Once outside the perimeter of the camp he stopped and, nostrils distended, drank in the scent. He had not wanted to do this in the camp, for fear another hunter would see, and, too, test the wind. Tree’s senses were sharpest of the hunters, but the senses of these men, on the whole, would have seemed incredible to later, smaller men. There was not one of them who could not smell deer, in a favorable wind, at a thousand yards, or locate the droppings of small animals in high grass, by scent alone. They could see squirrels against a network of branches at two hundred yards, observe clearly the bright eyes of circling eagles, and mark instantly the place where a paw had minutely pressed aside a bit of leaf mold. The breathing of a human being they could hear at fifty feet, that of the cave lion at one hundred. Tree, alone of the hunters, could follow a trail by night, by smell.

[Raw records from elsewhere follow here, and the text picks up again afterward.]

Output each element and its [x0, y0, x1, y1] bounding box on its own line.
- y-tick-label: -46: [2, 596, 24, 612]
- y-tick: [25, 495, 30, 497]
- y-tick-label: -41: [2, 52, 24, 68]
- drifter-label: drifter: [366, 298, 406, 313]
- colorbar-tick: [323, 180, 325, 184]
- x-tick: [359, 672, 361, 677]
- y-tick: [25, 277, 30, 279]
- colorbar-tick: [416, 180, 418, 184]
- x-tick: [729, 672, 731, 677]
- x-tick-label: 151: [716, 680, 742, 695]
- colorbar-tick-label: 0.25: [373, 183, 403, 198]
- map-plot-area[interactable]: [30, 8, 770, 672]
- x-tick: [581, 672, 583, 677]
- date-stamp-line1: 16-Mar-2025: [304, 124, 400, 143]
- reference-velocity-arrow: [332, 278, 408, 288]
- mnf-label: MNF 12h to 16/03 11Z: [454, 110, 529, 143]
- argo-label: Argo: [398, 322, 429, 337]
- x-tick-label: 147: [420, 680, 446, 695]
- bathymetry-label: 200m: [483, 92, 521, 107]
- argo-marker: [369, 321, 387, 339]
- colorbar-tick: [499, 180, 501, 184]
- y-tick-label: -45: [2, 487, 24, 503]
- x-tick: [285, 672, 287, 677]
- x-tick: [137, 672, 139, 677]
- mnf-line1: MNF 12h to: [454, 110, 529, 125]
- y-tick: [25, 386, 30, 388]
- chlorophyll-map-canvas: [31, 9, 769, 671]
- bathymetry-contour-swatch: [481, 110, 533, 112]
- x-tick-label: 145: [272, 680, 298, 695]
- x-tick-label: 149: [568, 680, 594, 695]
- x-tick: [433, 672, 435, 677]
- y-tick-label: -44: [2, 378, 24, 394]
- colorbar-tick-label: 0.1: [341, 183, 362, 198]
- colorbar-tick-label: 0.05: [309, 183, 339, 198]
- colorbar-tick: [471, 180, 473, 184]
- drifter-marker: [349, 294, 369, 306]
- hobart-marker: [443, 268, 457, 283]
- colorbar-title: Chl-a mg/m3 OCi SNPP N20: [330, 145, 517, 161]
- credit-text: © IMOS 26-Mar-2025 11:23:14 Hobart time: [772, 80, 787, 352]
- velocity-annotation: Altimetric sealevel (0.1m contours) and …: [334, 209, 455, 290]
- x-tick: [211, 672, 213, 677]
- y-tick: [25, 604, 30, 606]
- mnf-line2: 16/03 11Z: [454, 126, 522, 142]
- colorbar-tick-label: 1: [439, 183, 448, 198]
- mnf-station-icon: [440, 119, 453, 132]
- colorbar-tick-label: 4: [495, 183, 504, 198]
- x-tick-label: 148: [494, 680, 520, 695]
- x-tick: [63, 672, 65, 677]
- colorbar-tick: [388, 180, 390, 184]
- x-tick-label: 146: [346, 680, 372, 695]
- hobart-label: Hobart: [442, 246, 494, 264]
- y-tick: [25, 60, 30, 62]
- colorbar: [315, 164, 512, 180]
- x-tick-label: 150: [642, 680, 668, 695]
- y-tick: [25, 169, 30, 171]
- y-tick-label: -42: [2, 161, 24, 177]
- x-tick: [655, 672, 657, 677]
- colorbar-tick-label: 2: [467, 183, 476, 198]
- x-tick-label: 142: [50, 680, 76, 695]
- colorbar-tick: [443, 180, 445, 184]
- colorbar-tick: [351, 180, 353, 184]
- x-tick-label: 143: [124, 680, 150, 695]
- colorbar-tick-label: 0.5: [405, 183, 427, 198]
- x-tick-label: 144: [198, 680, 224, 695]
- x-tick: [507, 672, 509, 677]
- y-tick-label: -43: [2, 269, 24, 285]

He was angry, for in the camp the women had been becoming aroused. Soon they would be much in their need. Tree enjoyed seeing them in their need.. He enjoyed seeing them come to him, creep to his feet and, whimpering, lift their bodies to him. Then he would take which one he wished. When their need was upon them they kicked well, any of them. But Tree had his favorites. His favorites were Flower, and Antelope and Cloud. Flower was quick to arouse, but she did not, Tree thought, kick as well for Tree as for Knife. This made Tree angry, and made him desire her more. Flower, he knew, wanted to be the woman of the leader. Tree would not be the leader. Knife would be the leader, when he had killed Spear. But Antelope and Cloud, Tree admitted, kicked well for Tree, very well. Even when their need had not been upon them, it would become manifest when he touched them. He had only to take them in his arms to make the desire-smell break forth from between their thighs. The desire-smell excited Tree. It made him want to have the women. Old Woman, when he had become old enough to run with the hunters, had showed Tree how to make the desire-smell come in any woman, if he wished. She had also showed him how to touch, and be patient, and wait, like a hunter, caressing and licking until a woman, even one resistant, could not help but kick for him. “I did not want to be the woman of Drawer,” Old Woman had told the youthful Tree, “but he made me kick for him.” Her eyes had been shining, in the wrinkled skin. She had cared much for Drawer. But when he had become Old Man, he had gone blind, and Spear had killed him. But it took time to do with a woman what Old Woman had shown him, and Tree, like the other hunters, seldom had such patience. It was usually not as Old Woman had told him. When the members of the band were in their need things did not usually proceed as Old Woman had recommended. The woman, if in her need, usually came whimpering to the hunter, lifting her body to him; she would then be used at whatever length he might please; the hunter, in his need, no other hunter intervening, usually took what woman he wished, swiftly, then discarded her. Often, of course, the women, even if not in need, would lift their bodies to the hunters. They would do this to please them, and to be fed. It was well to be pleasing to a hunter, if one were not pregnant, if one would eat.